大家好,我有一个类用于检查通过HTML创建的表单是否有效,并防止表单重复提交(例如按下ctrl+F5)。以下是实现此功能的类:
<?php
class Form_Key
{
protected $oldKey;
public function __construct()
{
// Ensure we have an available session
if ( NULL == session_id() )
{
session_start();
}
// Grab our former key for validation
if ( isset( $_SESSION['form_key'] ) )
{
$this->oldKey = $_SESSION['form_key'];
}
// Assign the new key
$_SESSION['form_key'] = md5( uniqid( mt_rand(), TRUE ) );
}
public function isValid()
{
return 'POST' == $_SERVER['REQUEST_METHOD']

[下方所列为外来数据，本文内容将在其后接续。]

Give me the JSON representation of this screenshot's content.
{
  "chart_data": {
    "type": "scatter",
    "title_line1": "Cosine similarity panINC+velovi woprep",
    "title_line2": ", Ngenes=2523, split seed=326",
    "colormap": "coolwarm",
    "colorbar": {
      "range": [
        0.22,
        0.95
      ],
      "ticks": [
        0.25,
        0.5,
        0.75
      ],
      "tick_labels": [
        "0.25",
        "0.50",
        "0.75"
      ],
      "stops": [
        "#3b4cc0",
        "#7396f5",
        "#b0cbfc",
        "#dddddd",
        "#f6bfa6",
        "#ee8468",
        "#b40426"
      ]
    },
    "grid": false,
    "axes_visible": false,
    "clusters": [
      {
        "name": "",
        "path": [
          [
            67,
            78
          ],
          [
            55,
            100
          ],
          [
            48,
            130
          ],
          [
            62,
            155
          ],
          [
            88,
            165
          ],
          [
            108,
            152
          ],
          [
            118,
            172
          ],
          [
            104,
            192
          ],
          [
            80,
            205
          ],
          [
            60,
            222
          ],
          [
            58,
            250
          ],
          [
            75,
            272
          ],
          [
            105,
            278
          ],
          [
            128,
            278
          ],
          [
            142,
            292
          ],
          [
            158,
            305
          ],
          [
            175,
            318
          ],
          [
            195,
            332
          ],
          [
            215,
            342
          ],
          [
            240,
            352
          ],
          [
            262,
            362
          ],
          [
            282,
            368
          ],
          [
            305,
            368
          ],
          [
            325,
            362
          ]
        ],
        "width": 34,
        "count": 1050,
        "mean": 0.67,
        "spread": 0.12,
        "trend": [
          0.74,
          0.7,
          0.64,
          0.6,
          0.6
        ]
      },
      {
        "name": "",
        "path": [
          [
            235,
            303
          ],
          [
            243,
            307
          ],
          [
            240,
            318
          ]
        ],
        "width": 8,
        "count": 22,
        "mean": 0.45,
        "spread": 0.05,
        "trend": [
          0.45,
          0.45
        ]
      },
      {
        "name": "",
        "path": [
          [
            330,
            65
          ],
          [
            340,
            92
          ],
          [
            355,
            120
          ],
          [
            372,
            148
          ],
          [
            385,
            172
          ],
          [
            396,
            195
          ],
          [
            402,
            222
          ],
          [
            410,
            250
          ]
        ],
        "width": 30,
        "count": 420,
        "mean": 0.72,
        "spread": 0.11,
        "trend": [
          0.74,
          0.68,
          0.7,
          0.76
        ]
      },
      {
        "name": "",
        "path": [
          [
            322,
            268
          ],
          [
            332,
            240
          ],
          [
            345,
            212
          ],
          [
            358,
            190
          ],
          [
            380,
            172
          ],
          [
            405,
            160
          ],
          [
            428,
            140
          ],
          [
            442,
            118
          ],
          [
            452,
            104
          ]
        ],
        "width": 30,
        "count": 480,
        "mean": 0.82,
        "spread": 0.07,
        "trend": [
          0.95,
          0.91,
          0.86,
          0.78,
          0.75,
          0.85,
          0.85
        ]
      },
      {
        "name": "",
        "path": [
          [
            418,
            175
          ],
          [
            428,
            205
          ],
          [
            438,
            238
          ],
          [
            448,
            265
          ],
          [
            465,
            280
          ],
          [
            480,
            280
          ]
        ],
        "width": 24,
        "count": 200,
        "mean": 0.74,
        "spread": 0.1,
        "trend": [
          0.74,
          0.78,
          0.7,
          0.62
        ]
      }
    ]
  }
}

&& isset( $_POST['form_key'] )
&& '' != trim( $_POST['form_key'] )
&& '' != trim( $this->oldKey )
&& $_POST['form_key'] === $this->oldKey;
}
public function getKey()
{
return $_SESSION['form_key'];
}
public function getOldKey()
{
return $this->oldKey;
}
public function render()
{
return '<input type="hidden" name="form_key" value="' . $_SESSION['form_key'] . '" />';
}
public function __toString()
{
return $this->render();
}
}
?>
接下来我有一个表单,看起来大致如下:
require "form_key.php";
$form_key = new Form_Key;
<form action="about.php" method="post" name="create_memory" id="create_memory">
<input type="text" value="" id="lamecaptcha" name="lamecaptcha" />
<input type="text" value="" id="person_name" name="person_name" />
<?php echo $form_key; ?>
</form>
在验证方面(save_memory.php),我会执行以下操作:
require "form_key.php";
$form_key = new Form_Key;
if(isset($_POST) && $form_key->isValid()){
echo "It is ok to submit";
}else{
echo "Something went wrong";
}
如果我不通过ajax提交表单,所有的运行都很好,但如果我通过AJAX提交表单,它总是会给我一个"something went wrong"错误。下面是我如何通过AJAX提交表单的代码:
person_name = $("input#person_name").val();
memory = $("input#memory").val();
form_key = $("input#form_key").val();
var html_memory = $.ajax({
type: "POST",
url: "save_memory.php",
data: "person_name=" + person_name + "&memory=" + memory + "&form_key=" + form_key,
async: false
}).responseText;
alert(html_memory);
有什么想法可以解决这个问题,我怎样才能使我的表单通过AJAX提交起来?非常感谢!